Korin's ears immediately lifted.
Ah. He exhaled a long, tired sigh. There it is. "Well, I should warn you immediately—Yajirobe came through recently. Again. I have been attempting to cultivate a fresh batch, but the yield has been... less than stellar, and he..." Korin's dark eyes narrowed, adopting a specifically old, tired expression that communicated centuries of the exact same frustrating roommate. "There are perhaps a dozen left in the jar. You are welcome to them if the need is dire."
He began to turn away, moving toward the storage alcove.
"That's very kind of you, but—" Jordan's voice stopped him in his tracks. "I'm not here to take them. I came to give you some."
Korin froze. Slowly, the ancient cat turned back around.
He stared at Jordan for a full three seconds, which, in feline processing time, is an eternity.
A purple-bordered card materialized between Jordan's fingers, its edges catching the high-altitude sunlight. He held it flat in his palm for a brief second—and then the card dissolved. Left behind in his cupped hand were fifty small, green beans. Each one was dry, shriveled, and completely unremarkable to look at.
Jordan extended his hand toward the master.
"For cultivation," Jordan said simply. "Seed stock. Let's see if an injection of this much variety gives you enough genetic material to improve the upcoming yield."
Korin slowly reached out both white paws.

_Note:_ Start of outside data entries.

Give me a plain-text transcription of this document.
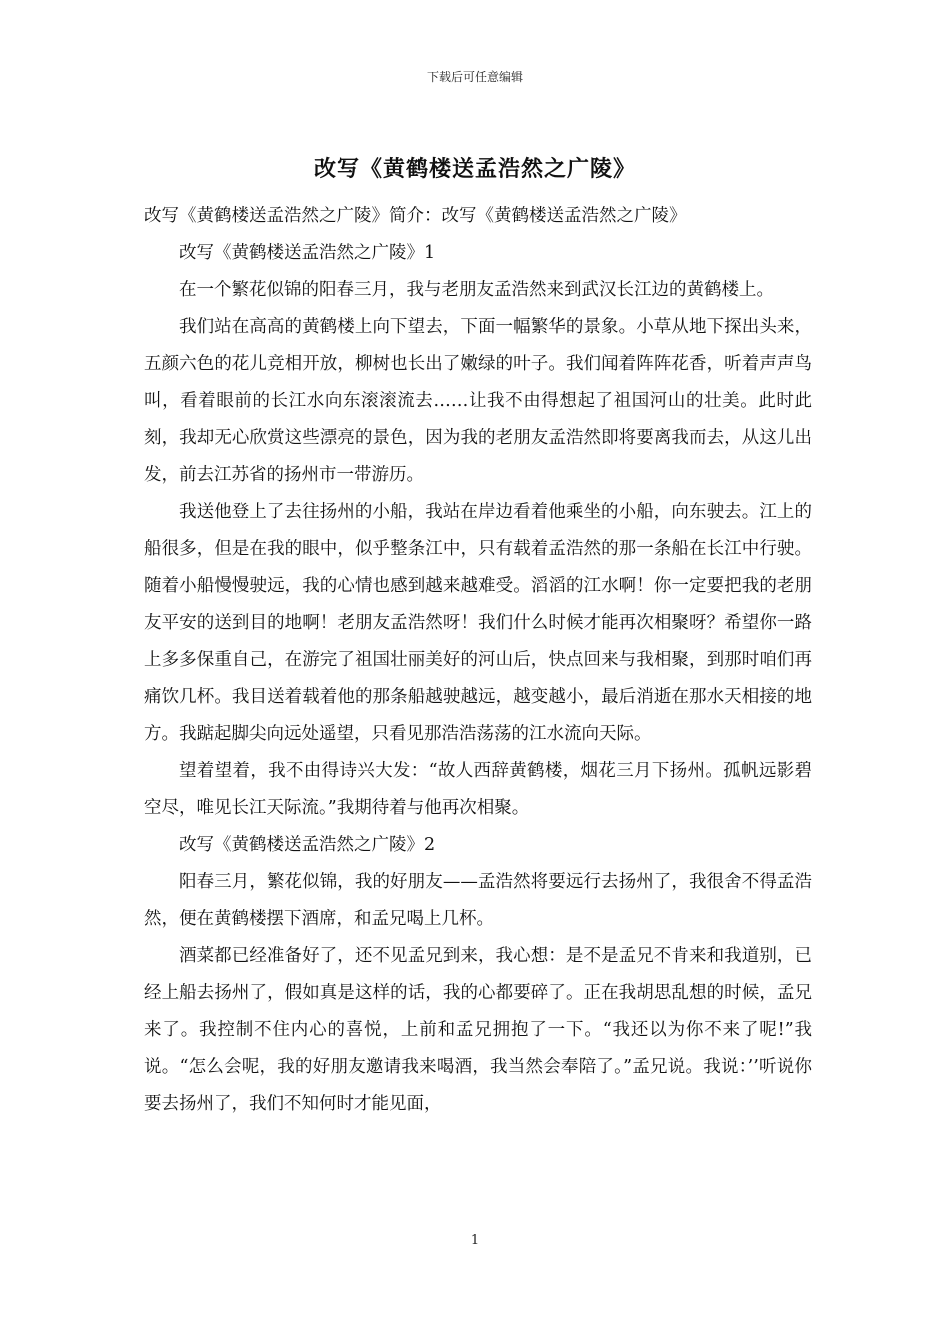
下载后可任意编辑
改写《黄鹤楼送孟浩然之广陵》

改写《黄鹤楼送孟浩然之广陵》简介：改写《黄鹤楼送孟浩然之广陵》

改写《黄鹤楼送孟浩然之广陵》1

在一个繁花似锦的阳春三月，我与老朋友孟浩然来到武汉长江边的黄鹤楼上。

我们站在高高的黄鹤楼上向下望去，下面一幅繁华的景象。小草从地下探出头来，五颜六色的花儿竞相开放，柳树也长出了嫩绿的叶子。我们闻着阵阵花香，听着声声鸟叫，看着眼前的长江水向东滚滚流去……让我不由得想起了祖国河山的壮美。此时此刻，我却无心欣赏这些漂亮的景色，因为我的老朋友孟浩然即将要离我而去，从这儿出发，前去江苏省的扬州市一带游历。

我送他登上了去往扬州的小船，我站在岸边看着他乘坐的小船，向东驶去。江上的船很多，但是在我的眼中，似乎整条江中，只有载着孟浩然的那一条船在长江中行驶。随着小船慢慢驶远，我的心情也感到越来越难受。滔滔的江水啊！你一定要把我的老朋友平安的送到目的地啊！老朋友孟浩然呀！我们什么时候才能再次相聚呀？希望你一路上多多保重自己，在游完了祖国壮丽美好的河山后，快点回来与我相聚，到那时咱们再痛饮几杯。我目送着载着他的那条船越驶越远，越变越小，最后消逝在那水天相接的地方。我踮起脚尖向远处遥望，只看见那浩浩荡荡的江水流向天际。

望着望着，我不由得诗兴大发：“故人西辞黄鹤楼，烟花三月下扬州。孤帆远影碧空尽，唯见长江天际流。”我期待着与他再次相聚。

改写《黄鹤楼送孟浩然之广陵》2

阳春三月，繁花似锦，我的好朋友——孟浩然将要远行去扬州了，我很舍不得孟浩然，便在黄鹤楼摆下酒席，和孟兄喝上几杯。

酒菜都已经准备好了，还不见孟兄到来，我心想：是不是孟兄不肯来和我道别，已经上船去扬州了，假如真是这样的话，我的心都要碎了。正在我胡思乱想的时候，孟兄来了。我控制不住内心的喜悦，上前和孟兄拥抱了一下。“我还以为你不来了呢!”我说。“怎么会呢，我的好朋友邀请我来喝酒，我当然会奉陪了。”孟兄说。我说：’’听说你要去扬州了，我们不知何时才能见面，

1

The beans, a payload representing more successful agriculture than he had personally produced in several years of careful tending. He stared down at them, utterly speechless.
And then, a large, warm hand rested gently on the top of his head. It lightly ruffled the fur between his ears with the comfortable, terrifying confidence of a man who had decided this was going to happen regardless of planetary hierarchy.
The fur was, objectively speaking, incredibly soft.
...It's fine, Korin thought, forcing himself to stand perfectly still under the assault. It's completely fine. I am eight hundred years old. I am a master of martial arts. I have immense dignity. I am completely—
The hand withdrew.
Korin blinked. He looked down at the fifty precious Senzu Beans resting in his paws. He looked back up at the incredibly powerful young man standing in front of him, who was currently adjusting his jacket sleeve as though absolutely nothing out of the ordinary had just occurred.